The appreciative leader is someone who will adapt to changing conditions by moving into all three domains. By contrast, the extreme realist will attempt to collect information even when the environment is unchanging. In this way, the extreme realist will contribute to the resistance of this environment to change. Similarly, the extreme idealist will daydream not only under conditions of relative stability but also under conditions of rapid change and instability, and in this way will add to the instability of the environment and to its unpredictability. The idealist under stress retreats to another world that is much safer. She should instead be confronting the current situation. The extreme activist will respond with hasty actions even when there is no press of time or events. She will even create crises where there are none in order to justify precipitous action. The failure in the activist’s haste may, in turn, produce a new crisis that makes activism seem to be appropriate, thereby initiating a self-reinforcing crisis-management mentality.

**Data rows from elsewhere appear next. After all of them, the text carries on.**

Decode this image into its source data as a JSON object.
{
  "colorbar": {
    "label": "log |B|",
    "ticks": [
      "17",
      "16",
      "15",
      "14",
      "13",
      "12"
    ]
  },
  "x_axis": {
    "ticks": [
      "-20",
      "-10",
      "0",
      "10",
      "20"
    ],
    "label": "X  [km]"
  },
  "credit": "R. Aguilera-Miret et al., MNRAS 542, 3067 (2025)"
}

When taken to an extreme, each of the three preferences tends to be ineffective in some settings and to create more problems than it solves. Reflection must be balanced against action. Furthermore, the period of reflection must provide opportunities for both the collection of new information and the clarification of existing intentions. An appreciative balancing and integration of reflection and action requires that action produces information and is based on information that actions inform and clarify intentions, and that reflection leads to decision and action. An effective and appreciative organizational consultant can assist his client in finding this balance and integration.